All of this is dandy for Canada. Here in the United States, on the other hand, we are pretty much tapped-out for hydroelectric power. But, as I have previously stated, nuclear energy makes that a non-issue. But, more importantly, we are also tapped-out for water. Surely, much of the water used for a bituminous oil separation plant could be recovered, treated, and returned to irrigation (increasing, of course, the production cost). However, that further exacerbates the problem of natural topsoil renewal by siltification. This has become a huge problem in dammed-up America.
And here is the point where unconventional fossil fuels and biofuels shake hands: the strain they place upon the land. As I said before, I save discussion of the environmental impact of large-scale biofuel production for a later treatise. But one could hardly regard them as "green".
But, on to the USNaWR article: Marianne limits her discussion of unconventional fossil fuels to simply those derived from solids.

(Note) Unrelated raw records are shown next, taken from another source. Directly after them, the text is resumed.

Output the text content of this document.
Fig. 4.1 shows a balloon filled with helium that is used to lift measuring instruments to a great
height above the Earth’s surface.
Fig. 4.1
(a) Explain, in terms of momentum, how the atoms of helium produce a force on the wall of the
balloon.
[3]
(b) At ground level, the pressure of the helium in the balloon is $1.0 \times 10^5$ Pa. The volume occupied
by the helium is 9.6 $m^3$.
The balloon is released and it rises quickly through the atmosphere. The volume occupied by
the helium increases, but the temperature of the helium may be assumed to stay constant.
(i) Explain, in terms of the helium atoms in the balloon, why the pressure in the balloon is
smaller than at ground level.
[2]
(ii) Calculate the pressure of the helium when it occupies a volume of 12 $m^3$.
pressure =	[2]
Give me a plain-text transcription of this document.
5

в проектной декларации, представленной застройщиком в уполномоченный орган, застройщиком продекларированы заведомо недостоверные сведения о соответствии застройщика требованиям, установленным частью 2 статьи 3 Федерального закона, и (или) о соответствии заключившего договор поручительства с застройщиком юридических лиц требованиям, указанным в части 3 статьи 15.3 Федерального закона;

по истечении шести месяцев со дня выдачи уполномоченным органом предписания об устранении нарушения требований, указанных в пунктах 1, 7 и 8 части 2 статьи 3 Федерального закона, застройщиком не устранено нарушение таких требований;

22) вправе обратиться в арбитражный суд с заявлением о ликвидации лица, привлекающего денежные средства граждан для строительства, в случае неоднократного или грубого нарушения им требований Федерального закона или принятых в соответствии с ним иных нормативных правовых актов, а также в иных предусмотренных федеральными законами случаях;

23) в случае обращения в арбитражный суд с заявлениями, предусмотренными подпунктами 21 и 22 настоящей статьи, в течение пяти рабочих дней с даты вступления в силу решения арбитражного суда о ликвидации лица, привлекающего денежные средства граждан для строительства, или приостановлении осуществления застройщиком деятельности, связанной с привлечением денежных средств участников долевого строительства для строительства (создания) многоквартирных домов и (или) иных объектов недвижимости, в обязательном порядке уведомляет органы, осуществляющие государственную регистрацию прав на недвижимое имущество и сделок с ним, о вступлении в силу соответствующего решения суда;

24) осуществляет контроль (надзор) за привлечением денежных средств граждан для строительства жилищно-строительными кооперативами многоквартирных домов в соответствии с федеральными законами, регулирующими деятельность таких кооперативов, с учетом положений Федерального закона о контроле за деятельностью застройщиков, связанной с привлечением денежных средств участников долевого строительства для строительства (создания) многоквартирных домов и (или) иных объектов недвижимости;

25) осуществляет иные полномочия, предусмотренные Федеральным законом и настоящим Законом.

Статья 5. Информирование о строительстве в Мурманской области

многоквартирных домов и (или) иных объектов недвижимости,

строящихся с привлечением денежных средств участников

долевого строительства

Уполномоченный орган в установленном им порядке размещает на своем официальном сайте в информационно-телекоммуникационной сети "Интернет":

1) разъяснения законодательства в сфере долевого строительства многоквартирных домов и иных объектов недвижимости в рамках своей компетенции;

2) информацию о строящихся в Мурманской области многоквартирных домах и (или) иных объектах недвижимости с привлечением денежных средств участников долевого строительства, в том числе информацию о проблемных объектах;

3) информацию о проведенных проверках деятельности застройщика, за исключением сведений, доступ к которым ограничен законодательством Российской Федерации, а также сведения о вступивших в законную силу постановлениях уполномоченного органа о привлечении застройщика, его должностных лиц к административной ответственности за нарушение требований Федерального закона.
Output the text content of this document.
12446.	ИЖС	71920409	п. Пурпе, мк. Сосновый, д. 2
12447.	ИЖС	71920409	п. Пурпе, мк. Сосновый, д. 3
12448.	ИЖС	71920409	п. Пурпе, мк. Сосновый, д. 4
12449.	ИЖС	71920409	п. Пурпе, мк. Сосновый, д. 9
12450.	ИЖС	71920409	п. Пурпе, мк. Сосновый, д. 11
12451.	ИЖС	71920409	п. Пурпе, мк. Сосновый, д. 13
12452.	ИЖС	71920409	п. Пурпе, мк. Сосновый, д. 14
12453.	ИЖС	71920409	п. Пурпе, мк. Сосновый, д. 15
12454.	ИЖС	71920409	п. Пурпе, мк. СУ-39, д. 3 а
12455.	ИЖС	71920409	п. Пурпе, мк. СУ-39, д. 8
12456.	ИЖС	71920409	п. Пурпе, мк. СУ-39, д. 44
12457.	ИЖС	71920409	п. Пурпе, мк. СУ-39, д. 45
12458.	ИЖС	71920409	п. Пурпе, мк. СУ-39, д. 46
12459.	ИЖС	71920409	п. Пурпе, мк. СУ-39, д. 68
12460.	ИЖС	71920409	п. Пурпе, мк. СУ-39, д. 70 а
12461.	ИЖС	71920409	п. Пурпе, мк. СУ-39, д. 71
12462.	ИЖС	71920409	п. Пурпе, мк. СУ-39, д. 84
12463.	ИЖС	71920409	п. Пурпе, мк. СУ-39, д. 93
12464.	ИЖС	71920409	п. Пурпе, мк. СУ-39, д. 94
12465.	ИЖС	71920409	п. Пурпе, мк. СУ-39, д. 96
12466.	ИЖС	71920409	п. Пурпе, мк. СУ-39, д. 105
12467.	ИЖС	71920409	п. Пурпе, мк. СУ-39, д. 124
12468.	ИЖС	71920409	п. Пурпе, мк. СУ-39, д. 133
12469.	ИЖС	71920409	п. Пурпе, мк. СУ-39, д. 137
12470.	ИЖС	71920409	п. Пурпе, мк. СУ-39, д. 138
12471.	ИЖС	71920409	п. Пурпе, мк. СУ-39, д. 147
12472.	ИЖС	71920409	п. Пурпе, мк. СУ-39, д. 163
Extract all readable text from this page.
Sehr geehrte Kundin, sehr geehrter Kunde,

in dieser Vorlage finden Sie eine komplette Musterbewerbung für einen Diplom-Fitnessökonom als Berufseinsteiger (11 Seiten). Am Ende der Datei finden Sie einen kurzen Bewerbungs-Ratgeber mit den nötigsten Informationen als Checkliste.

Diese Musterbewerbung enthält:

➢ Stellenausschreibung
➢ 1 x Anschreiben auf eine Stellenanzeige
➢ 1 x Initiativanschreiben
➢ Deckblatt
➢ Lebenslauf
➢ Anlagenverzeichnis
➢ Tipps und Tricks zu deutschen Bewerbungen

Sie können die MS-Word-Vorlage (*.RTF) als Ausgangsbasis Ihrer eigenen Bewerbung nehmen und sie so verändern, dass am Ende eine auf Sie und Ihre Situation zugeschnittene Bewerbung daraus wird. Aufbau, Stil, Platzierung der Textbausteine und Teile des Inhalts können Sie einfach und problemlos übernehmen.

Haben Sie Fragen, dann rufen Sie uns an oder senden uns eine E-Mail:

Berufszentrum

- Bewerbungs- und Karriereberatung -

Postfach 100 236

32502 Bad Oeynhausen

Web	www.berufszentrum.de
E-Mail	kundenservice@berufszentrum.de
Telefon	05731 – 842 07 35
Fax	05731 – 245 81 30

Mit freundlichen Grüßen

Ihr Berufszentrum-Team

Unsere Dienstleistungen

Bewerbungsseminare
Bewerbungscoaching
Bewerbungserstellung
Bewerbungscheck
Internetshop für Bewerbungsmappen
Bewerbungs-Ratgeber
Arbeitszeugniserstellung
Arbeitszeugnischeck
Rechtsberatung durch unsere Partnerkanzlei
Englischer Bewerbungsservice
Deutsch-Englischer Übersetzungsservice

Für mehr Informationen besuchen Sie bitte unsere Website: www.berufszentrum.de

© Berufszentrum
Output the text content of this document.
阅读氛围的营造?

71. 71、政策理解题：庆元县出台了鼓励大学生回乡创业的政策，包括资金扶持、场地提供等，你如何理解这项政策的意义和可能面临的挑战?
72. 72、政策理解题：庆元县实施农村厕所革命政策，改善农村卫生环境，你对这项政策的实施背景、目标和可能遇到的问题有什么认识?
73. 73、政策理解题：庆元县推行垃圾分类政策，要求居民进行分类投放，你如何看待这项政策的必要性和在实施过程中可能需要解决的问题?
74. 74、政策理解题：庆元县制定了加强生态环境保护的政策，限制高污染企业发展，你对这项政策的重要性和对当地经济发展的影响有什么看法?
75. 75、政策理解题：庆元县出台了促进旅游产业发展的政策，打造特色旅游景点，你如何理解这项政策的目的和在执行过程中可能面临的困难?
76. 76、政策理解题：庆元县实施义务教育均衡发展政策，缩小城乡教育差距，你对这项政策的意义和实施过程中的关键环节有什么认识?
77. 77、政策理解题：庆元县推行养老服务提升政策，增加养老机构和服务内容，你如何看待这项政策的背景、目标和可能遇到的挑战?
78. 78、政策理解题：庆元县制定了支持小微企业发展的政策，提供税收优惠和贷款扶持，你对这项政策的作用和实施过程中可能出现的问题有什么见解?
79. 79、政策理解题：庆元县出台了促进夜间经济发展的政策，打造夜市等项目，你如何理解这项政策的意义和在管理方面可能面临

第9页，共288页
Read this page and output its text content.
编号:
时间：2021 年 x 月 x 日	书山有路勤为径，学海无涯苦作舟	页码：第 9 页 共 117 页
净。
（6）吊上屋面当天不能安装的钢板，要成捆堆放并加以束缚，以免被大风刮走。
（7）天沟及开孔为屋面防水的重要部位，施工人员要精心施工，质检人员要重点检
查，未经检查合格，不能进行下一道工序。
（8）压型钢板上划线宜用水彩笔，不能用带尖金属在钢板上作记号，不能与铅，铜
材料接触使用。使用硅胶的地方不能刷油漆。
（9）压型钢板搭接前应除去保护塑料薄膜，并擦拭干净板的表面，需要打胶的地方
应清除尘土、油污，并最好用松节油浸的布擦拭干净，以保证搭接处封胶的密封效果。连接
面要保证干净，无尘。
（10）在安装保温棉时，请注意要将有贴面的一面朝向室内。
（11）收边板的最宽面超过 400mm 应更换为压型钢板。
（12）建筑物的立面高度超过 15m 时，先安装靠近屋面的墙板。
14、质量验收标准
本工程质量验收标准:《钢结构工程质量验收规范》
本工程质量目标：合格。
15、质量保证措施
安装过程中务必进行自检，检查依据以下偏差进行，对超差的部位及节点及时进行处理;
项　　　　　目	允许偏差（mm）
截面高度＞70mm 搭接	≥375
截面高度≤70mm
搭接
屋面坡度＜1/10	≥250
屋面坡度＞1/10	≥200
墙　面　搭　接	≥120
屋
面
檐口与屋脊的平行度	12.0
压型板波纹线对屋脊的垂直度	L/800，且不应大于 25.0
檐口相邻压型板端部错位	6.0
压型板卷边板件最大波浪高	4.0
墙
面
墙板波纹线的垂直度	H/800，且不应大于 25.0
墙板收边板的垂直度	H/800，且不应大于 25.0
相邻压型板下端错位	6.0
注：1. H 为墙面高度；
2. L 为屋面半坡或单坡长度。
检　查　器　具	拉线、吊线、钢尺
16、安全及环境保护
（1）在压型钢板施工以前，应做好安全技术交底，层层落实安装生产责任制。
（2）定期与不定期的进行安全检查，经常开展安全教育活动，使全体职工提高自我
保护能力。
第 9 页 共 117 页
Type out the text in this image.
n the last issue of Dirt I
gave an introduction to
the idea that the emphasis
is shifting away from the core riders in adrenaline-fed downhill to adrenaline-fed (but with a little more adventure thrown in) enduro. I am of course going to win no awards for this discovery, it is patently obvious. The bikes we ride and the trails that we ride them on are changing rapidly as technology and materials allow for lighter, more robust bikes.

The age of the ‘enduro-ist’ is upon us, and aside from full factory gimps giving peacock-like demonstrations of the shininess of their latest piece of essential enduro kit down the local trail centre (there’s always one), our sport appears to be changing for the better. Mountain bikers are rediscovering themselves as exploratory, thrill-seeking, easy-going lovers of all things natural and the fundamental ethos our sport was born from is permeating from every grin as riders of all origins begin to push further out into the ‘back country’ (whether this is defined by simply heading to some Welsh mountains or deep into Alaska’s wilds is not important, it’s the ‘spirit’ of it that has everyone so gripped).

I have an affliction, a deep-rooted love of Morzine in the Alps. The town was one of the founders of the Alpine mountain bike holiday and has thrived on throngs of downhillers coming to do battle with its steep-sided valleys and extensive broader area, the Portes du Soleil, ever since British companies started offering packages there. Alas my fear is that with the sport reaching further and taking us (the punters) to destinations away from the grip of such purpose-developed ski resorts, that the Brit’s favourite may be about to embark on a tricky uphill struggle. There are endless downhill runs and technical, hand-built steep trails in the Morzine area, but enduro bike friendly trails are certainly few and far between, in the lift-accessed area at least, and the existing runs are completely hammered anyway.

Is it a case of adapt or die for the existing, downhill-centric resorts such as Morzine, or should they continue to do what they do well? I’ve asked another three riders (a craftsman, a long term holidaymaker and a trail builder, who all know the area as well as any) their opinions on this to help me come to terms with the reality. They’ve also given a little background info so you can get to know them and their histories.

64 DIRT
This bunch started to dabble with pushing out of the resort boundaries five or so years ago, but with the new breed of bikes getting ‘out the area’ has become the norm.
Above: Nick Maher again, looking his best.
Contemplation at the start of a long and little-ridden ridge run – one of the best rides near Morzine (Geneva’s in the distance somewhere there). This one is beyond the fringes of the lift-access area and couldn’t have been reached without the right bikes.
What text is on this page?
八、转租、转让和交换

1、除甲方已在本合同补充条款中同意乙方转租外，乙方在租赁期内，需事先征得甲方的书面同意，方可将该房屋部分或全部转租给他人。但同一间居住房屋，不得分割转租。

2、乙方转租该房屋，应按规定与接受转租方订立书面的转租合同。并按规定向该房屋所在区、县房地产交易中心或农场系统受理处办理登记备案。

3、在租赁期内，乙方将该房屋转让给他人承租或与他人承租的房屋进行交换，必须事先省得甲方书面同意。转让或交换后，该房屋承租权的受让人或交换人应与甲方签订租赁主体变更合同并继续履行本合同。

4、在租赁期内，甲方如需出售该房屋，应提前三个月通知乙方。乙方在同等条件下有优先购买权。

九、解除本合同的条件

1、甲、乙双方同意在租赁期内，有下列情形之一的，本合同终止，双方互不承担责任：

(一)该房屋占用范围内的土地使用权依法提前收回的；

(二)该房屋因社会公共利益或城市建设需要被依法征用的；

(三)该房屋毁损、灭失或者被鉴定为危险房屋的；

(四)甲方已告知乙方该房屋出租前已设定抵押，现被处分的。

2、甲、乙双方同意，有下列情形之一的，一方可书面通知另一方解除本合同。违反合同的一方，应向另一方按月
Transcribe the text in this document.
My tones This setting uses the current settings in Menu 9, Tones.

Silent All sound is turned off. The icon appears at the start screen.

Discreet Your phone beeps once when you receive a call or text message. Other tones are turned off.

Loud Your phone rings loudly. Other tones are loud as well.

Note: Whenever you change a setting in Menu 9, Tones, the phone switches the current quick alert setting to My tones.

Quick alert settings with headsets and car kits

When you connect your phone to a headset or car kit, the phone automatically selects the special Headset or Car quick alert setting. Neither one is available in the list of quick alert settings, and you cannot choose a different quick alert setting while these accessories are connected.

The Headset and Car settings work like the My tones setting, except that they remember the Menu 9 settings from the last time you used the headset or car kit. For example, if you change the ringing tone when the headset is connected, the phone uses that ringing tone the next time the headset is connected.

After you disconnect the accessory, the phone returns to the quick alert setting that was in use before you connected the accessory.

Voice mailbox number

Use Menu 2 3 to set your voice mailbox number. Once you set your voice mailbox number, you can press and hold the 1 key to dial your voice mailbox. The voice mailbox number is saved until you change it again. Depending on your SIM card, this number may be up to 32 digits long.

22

This overlooks a totally different, and IMHO, far more promising field: GTL (Gas To Liquid). We are all familiar with Liquefied Natural Gas (LNG)
; city busses have been running on it for years. But we are talking cryogenics here. And the cost of producing/storing this stuff makes it impractical for all those not spending other people's (read: yours and mine) money. All this is part of the reason why the dollar or so you might pay for a city bus fare is matched by five or so from the transit district running the buses. (And where do you think they get that from?)
But there's also GTL diesel
. This is typically created by the Fischer-Tropsch
(FT) process, pioneered by Nazi Germany in the closing phase of WWII. Marianne deals briefly with this, in her treatment of coal-based liquid fuels. But she fails to differentiate between the FT process and the very high-energy separation of gas from coal, which makes the overall process VERY uneconomical. But several companies, most notably Sasol-Chevron
, are applying a modified FT process directly to natural gas (which is largely just burnt-off in most of the world). The primary result is a VERY clean-burning diesel fuel.
But the show's not over! Also of note is Synfuels' ECLAIRS process
. Rather than diesel, this creates high-octane gasoline from natural gas. And, unlike an LNG or FT plant, their process is spare enough to be located close to the wellheads.
As well, there is also this new development
Professor Alan Goldman and his Rutgers team in collaboration with researchers at the University of North Carolina at Chapel Hill have developed a way to convert carbon sources, such as coal to diesel fuel.
The researchers combined this process with the action of a second catalyst, one which promotes olefin metathesis, for which the 2005 Nobel Prize was awarded. Metathesis means "to change places" and, here, the double-bonding atom groups change places with one another. Through this reaction, the second catalyst rearranges the molecular weight distribution of the olefins. The first catalyst then replaces the hydrogen atoms onto the new rearranged olefins; this returns the olefins back to their original hydrocarbon form, but now with a new, more desirable weight distribution
The point of all this: You really don't have to sell your Hummer H1, because you think there won't be any gas. It will still be there, perhaps much more expensive, but it will be there.